The final rule requires employers to train operators to perform assigned crane activities, evaluate those operators and then document successful completion of those evaluations, OSHA said Wednesday in a news release.

The final rule will become effective December 9, with the exception of the employer evaluation and documentation requirements. Those requirements will take effect February 7, OSHA said.

Here’s a breakdown of what’s required and when:

  • November 10 – OSHA will require crane operators to be certified by the type of crane they operate. OSHA was previously going to require that operators also be certified by the crane’s rated lifting capacity – and the existing rules taking effect November 10 still say that – but the final rule has dropped that requirement. Though the final rule does not take effect until December 9, OSHA issued guidance for the interim period saying it would accept certification by crane type only or by crane type and capacity.
  • December 9 – The final rule will take effect, minus the employer evaluations and documentation requirements.
  • February 7 – The evaluation and documentation requirements of the final rule will take effect. OSHA says that employers who have evaluated operators before December 9 will not have to conduct those evaluations again, but will only have to document when those evaluations were completed.

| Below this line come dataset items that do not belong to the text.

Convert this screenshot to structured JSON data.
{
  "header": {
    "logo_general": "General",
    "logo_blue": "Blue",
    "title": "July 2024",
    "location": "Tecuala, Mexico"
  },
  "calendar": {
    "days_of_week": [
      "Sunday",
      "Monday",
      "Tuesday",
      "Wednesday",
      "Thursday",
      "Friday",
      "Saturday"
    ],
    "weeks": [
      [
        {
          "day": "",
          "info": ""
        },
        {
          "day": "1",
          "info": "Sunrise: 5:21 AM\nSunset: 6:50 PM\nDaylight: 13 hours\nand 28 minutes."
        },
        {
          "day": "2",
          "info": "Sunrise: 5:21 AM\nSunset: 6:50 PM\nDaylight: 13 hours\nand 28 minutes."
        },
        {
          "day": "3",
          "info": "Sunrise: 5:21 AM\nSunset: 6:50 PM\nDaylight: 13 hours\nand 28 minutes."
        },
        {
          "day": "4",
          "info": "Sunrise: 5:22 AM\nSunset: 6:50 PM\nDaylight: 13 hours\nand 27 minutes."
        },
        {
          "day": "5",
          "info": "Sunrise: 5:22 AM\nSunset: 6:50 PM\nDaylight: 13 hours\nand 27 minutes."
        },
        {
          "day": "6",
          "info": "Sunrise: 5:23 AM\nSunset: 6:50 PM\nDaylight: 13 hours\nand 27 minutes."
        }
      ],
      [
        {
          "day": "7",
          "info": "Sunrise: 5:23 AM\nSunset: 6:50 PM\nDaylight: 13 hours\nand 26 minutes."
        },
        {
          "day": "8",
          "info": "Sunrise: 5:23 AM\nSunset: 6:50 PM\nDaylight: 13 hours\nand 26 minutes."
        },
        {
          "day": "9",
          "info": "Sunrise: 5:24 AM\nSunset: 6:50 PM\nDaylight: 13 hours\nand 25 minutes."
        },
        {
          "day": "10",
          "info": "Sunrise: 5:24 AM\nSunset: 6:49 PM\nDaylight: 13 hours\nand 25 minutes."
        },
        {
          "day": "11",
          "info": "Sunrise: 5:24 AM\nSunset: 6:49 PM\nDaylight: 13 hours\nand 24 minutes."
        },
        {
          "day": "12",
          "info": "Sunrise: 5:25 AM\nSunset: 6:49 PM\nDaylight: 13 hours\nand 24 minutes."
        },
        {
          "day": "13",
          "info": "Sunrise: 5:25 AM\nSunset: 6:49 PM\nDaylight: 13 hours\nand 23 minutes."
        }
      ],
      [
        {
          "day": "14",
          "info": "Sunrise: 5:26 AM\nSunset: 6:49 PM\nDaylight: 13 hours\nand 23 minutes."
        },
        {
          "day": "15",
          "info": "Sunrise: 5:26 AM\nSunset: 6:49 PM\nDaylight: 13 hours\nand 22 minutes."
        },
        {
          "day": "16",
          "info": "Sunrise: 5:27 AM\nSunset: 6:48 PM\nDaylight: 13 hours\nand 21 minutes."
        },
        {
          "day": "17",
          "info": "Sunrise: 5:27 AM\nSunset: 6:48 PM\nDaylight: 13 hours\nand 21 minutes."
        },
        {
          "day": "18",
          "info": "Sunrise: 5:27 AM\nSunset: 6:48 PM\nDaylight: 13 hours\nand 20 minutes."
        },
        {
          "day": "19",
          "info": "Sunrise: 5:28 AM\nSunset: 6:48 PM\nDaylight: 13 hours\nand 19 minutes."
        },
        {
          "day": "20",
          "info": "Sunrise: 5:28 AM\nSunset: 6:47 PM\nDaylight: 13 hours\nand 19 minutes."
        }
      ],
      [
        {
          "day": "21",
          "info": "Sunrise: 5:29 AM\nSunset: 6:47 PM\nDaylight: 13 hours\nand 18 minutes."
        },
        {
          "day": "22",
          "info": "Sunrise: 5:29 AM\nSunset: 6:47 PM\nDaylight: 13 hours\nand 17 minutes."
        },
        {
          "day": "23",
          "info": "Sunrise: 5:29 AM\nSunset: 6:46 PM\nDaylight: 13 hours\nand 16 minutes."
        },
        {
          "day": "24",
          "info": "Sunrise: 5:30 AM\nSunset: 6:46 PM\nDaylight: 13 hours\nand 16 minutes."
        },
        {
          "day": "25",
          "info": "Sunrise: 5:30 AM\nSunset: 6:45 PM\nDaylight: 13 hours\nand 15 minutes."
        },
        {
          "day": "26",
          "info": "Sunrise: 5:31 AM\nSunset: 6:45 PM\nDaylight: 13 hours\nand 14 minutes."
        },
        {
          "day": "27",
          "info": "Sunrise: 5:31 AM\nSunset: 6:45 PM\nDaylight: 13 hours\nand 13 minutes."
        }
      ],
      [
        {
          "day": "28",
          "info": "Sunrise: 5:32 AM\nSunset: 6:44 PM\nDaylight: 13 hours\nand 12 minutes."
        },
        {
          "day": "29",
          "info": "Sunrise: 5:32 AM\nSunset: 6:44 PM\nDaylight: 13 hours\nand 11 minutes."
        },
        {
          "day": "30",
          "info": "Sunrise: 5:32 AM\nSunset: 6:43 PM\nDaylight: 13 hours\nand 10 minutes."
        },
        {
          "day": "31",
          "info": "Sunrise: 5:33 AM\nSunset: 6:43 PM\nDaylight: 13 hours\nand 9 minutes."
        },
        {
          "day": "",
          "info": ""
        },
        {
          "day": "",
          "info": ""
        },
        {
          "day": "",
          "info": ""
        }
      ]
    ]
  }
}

OSHA says the final rule also clarifies that it is the employer’s responsibility to ensure workers can safely operate the cranes they are in. Crane operators must be certified or licensed on the equipment and receive ongoing training as necessary to operate new equipment, OSHA says.

OSHA acknowledges that some operators have also been certified by crane type and capacity, and it says those certifications will still be acceptable under the final rule.

The rule exempts derricks, side-boom cranes and equipment with a max manufacturer-rated hoisting/lifting capacity of 2,000 pounds or less.

According to OSHA, the rule applies to a range of equipment, including the following:

  • Mobile cranes, including crawler mounted, wheel-mounted, rough terrain, all-terrain, commercial truck-mounted, and boom truck cranes.
  • Tower cranes, including those with a fixed jib (i.e., “hammerhead boom”) those with a luffing boom and self-erecting tower cranes.
  • Articulating cranes, such as knuckle-boom cranes. (An exception is when such cranes are used to deliver material to a construction site and simply places the material on the ground.)
  • All derricks, except for gin poles used for the erection of communication towers. (Note that, despite their name, “digger derricks” are not “derricks” under the standard. The standard applies to “digger derricks” unless they are used for certain work.)